I met Jimmy (there are too many coloureds in the Western Cape) Manyi more than ten years ago long before he started calling himself Mzwanele. He will always be Jimmy to me, mostly because I can’t pronounce the other name.

Jimmy was on a panel session at Constitution Hill and he was arguing that the economy was closed to the many talented black professionals looking for jobs. He accused white business of being racist which wasn’t terribly convincing since he had enjoyed a stream of high paying jobs with these apparently ‘racist, white owned’ companies, the most recent of which was head of corporate affairs at Tiger Brands.

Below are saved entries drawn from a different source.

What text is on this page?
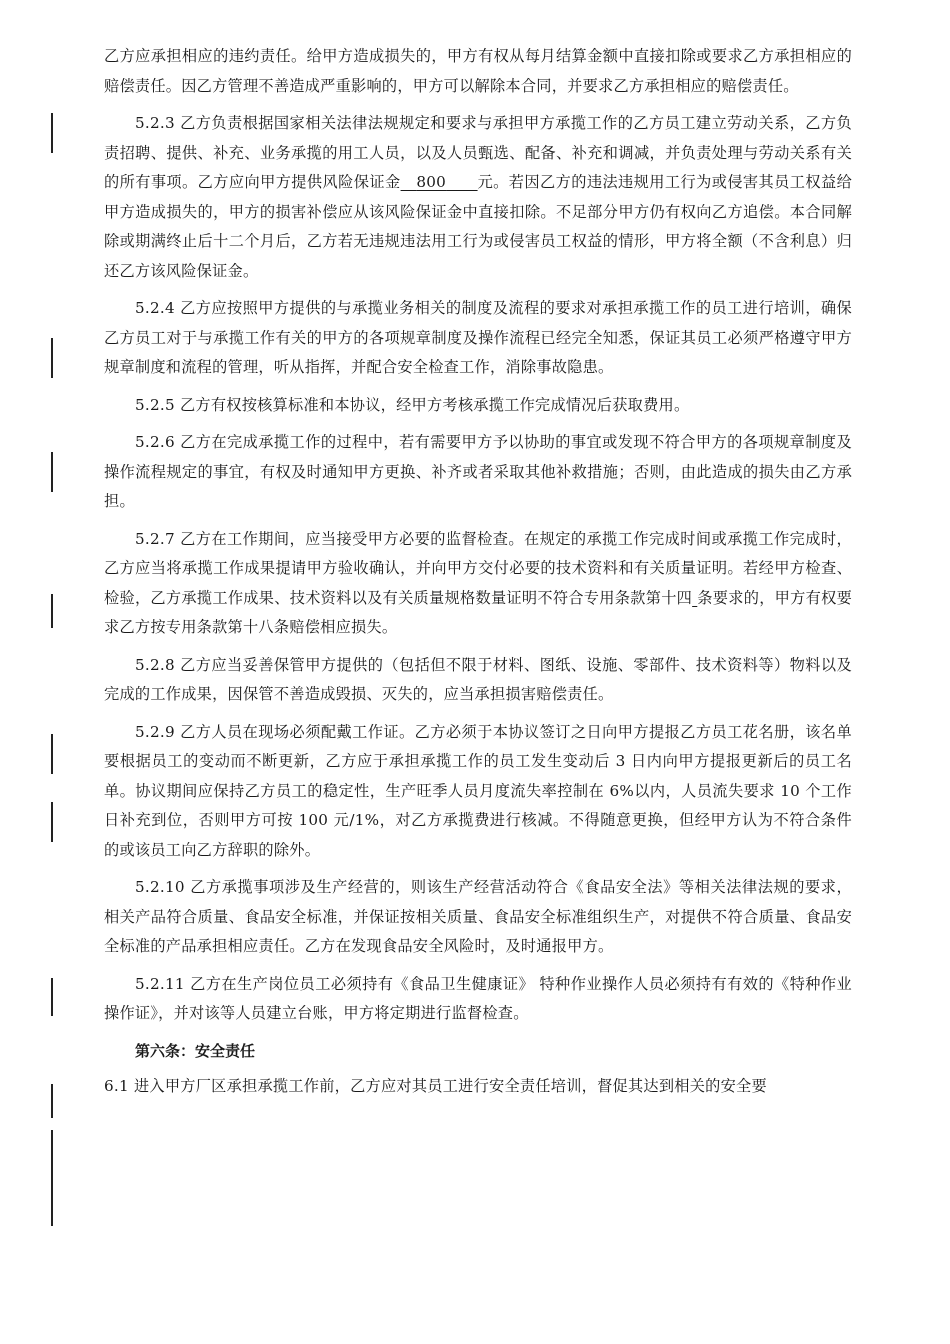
乙方应承担相应的违约责任。给甲方造成损失的，甲方有权从每月结算金额中直接扣除或要求乙方承担相应的赔偿责任。因乙方管理不善造成严重影响的，甲方可以解除本合同，并要求乙方承担相应的赔偿责任。

5.2.3 乙方负责根据国家相关法律法规规定和要求与承担甲方承揽工作的乙方员工建立劳动关系，乙方负责招聘、提供、补充、业务承揽的用工人员，以及人员甄选、配备、补充和调减，并负责处理与劳动关系有关的所有事项。乙方应向甲方提供风险保证金 800 元。若因乙方的违法违规用工行为或侵害其员工权益给甲方造成损失的，甲方的损害补偿应从该风险保证金中直接扣除。不足部分甲方仍有权向乙方追偿。本合同解除或期满终止后十二个月后，乙方若无违规违法用工行为或侵害员工权益的情形，甲方将全额（不含利息）归还乙方该风险保证金。

5.2.4 乙方应按照甲方提供的与承揽业务相关的制度及流程的要求对承担承揽工作的员工进行培训，确保乙方员工对于与承揽工作有关的甲方的各项规章制度及操作流程已经完全知悉，保证其员工必须严格遵守甲方规章制度和流程的管理，听从指挥，并配合安全检查工作，消除事故隐患。

5.2.5 乙方有权按核算标准和本协议，经甲方考核承揽工作完成情况后获取费用。

5.2.6 乙方在完成承揽工作的过程中，若有需要甲方予以协助的事宜或发现不符合甲方的各项规章制度及操作流程规定的事宜，有权及时通知甲方更换、补齐或者采取其他补救措施；否则，由此造成的损失由乙方承担。

5.2.7 乙方在工作期间，应当接受甲方必要的监督检查。在规定的承揽工作完成时间或承揽工作完成时，乙方应当将承揽工作成果提请甲方验收确认，并向甲方交付必要的技术资料和有关质量证明。若经甲方检查、检验，乙方承揽工作成果、技术资料以及有关质量规格数量证明不符合专用条款第十四 条要求的，甲方有权要求乙方按专用条款第十八条赔偿相应损失。

5.2.8 乙方应当妥善保管甲方提供的（包括但不限于材料、图纸、设施、零部件、技术资料等）物料以及完成的工作成果，因保管不善造成毁损、灭失的，应当承担损害赔偿责任。

5.2.9 乙方人员在现场必须配戴工作证。乙方必须于本协议签订之日向甲方提报乙方员工花名册，该名单要根据员工的变动而不断更新，乙方应于承担承揽工作的员工发生变动后 3 日内向甲方提报更新后的员工名单。协议期间应保持乙方员工的稳定性，生产旺季人员月度流失率控制在 6%以内，人员流失要求 10 个工作日补充到位，否则甲方可按 100 元/1%，对乙方承揽费进行核减。不得随意更换，但经甲方认为不符合条件的或该员工向乙方辞职的除外。

5.2.10 乙方承揽事项涉及生产经营的，则该生产经营活动符合《食品安全法》等相关法律法规的要求，相关产品符合质量、食品安全标准，并保证按相关质量、食品安全标准组织生产，对提供不符合质量、食品安全标准的产品承担相应责任。乙方在发现食品安全风险时，及时通报甲方。

5.2.11 乙方在生产岗位员工必须持有《食品卫生健康证》 特种作业操作人员必须持有有效的《特种作业操作证》，并对该等人员建立台账，甲方将定期进行监督检查。

第六条：安全责任

6.1 进入甲方厂区承担承揽工作前，乙方应对其员工进行安全责任培训，督促其达到相关的安全要
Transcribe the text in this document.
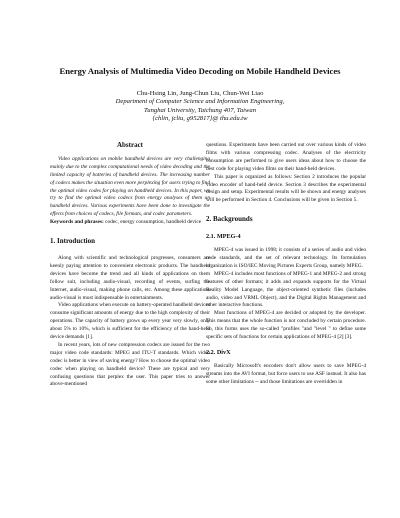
Energy Analysis of Multimedia Video Decoding on Mobile Handheld Devices
Chu-Hsing Lin, Jung-Chun Liu, Chun-Wei Liao
Department of Computer Science and Information Engineering,
Tunghai University, Taichung 407, Taiwan
{chlin, jcliu, g952817}@ thu.edu.tw
Abstract

Video applications on mobile handheld devices are very challenging mainly due to the complex computational needs of video decoding and the limited capacity of batteries of handheld devices. The increasing number of codecs makes the situation even more perplexing for users trying to find the optimal video codes for playing on handheld devices. In this paper, we try to find the optimal video codecs from energy analyses of them on handheld devices. Various experiments have been done to investigate the effects from choices of codecs, file formats, and codec parameters.

Keywords and phrases: codec, energy consumption, handheld device

1. Introduction

Along with scientific and technological progresses, consumers are keenly paying attention to convenient electronic products. The handheld devices have become the trend and all kinds of applications on them follow suit, including audio-visual, recording of events, surfing the Internet, audio-visual, making phone calls, etc. Among these applications audio-visual is most indispensable in entertainments.

Video applications when execute on battery-operated handheld devices consume significant amounts of energy due to the high complexity of their operations. The capacity of battery grows up every year very slowly, only about 5% to 10%, which is sufficient for the efficiency of the hand-held device demands [1].

In recent years, lots of new compression codecs are issued for the two major video code standards: MPEG and ITU-T standards. Which video codec is better in view of saving energy? How to choose the optimal video codec when playing on handheld device? These are typical and very confusing questions that perplex the user. This paper tries to answer above-mentioned

questions. Experiments have been carried out over various kinds of video films with various compressing codec. Analyses of the electricity consumption are performed to give users ideas about how to choose the best code for playing video films on their hand-held devices.

This paper is organized as follows: Section 2 introduces the popular video encoder of hand-held device. Section 3 describes the experimental design and setup. Experimental results will be shown and energy analyses will be performed in Section 4. Conclusions will be given in Section 5.

2. Backgrounds
2.1. MPEG-4

MPEG-4 was issued in 1998; it consists of a series of audio and video code standards, and the set of relevant technology. Its formulation organization is ISO/IEC Moving Pictures Experts Group, namely MPEG.

MPEG-4 includes most functions of MPEG-1 and MPEG-2 and strong features of other formats; it adds and expands supports for the Virtual Reality Model Language, the object-oriented synthetic files (includes audio, video and VRML Object), and the Digital Rights Management and other interactive functions.

Most functions of MPEG-4 are decided or adopted by the developer. This means that the whole function is not concluded by certain procedure. So, this forms uses the so-called "profiles "and "level " to define some specific sets of functions for certain applications of MPEG-4 [2] [3].

2.2. DivX

Basically Microsoft's encoders don't allow users to save MPEG-4 streams into the AVI format, but force users to use ASF instead. It also has some other limitations -- and those limitations are overridden in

A prominent business leader rose to point out that the skills shortage in South Africa was colour blind and anybody qualifying for a job would get it if they had the necessary skills. Jimmy was having none of it and remained convinced that a qualified black applicant would be booted out, even if it meant leaving the position vacant.

I was fascinated by Jimmy’s fanatical nuttiness and have followed his career trajectory with great interest since then.

He is most recently a member of parliament for the Economic Freedom Fighters having been a bit of a political crosstitute in the past, sleeping first with the ANC and then having a brief four year fling with the African Transformation Movement where he didn’t manage to qualify for a parliamentary seat.

His Wikipedia entry makes great reading and in his long career he has managed to upset foreign diplomats, struggle stalwarts, business leaders, newspaper editors and fellow politicians while he schmoozed his way into being the spokesman for the hugely respected Jacob Zuma Foundation which has done so much to uplift the Zuma family at the expense of all other South Africans. He is currently busy telling us (with as straight a face as possible) that Jacob Zuma’s medical treatment in Mother Russia is a private family matter.

Last week the EFF’s ‘etymologist in residence’ came up with this beauty on Twitter

Jul 21

Dear Africans You need to know that the term Black was invented as part of subjugation, dehumanisation, & racism. We are Africans and indigenous people in the continent, Africa. We should REJECT being referred to as Blacks. My enlightenment in this regard happened in March 2023.

I don’t suppose there’s much sense in pointing out to Jimmy that the term ‘black’ appears in a few English language works which go back several centuries because he would dismiss that argument as white supremacist history no doubt. So let’s just accept Jimmy’s allegation that the term black was invented fairly recently as part of subjugation, dehumanisation and racism and ask where that leaves Black Lives Matter? Can we expect a rebranding soon I wonder?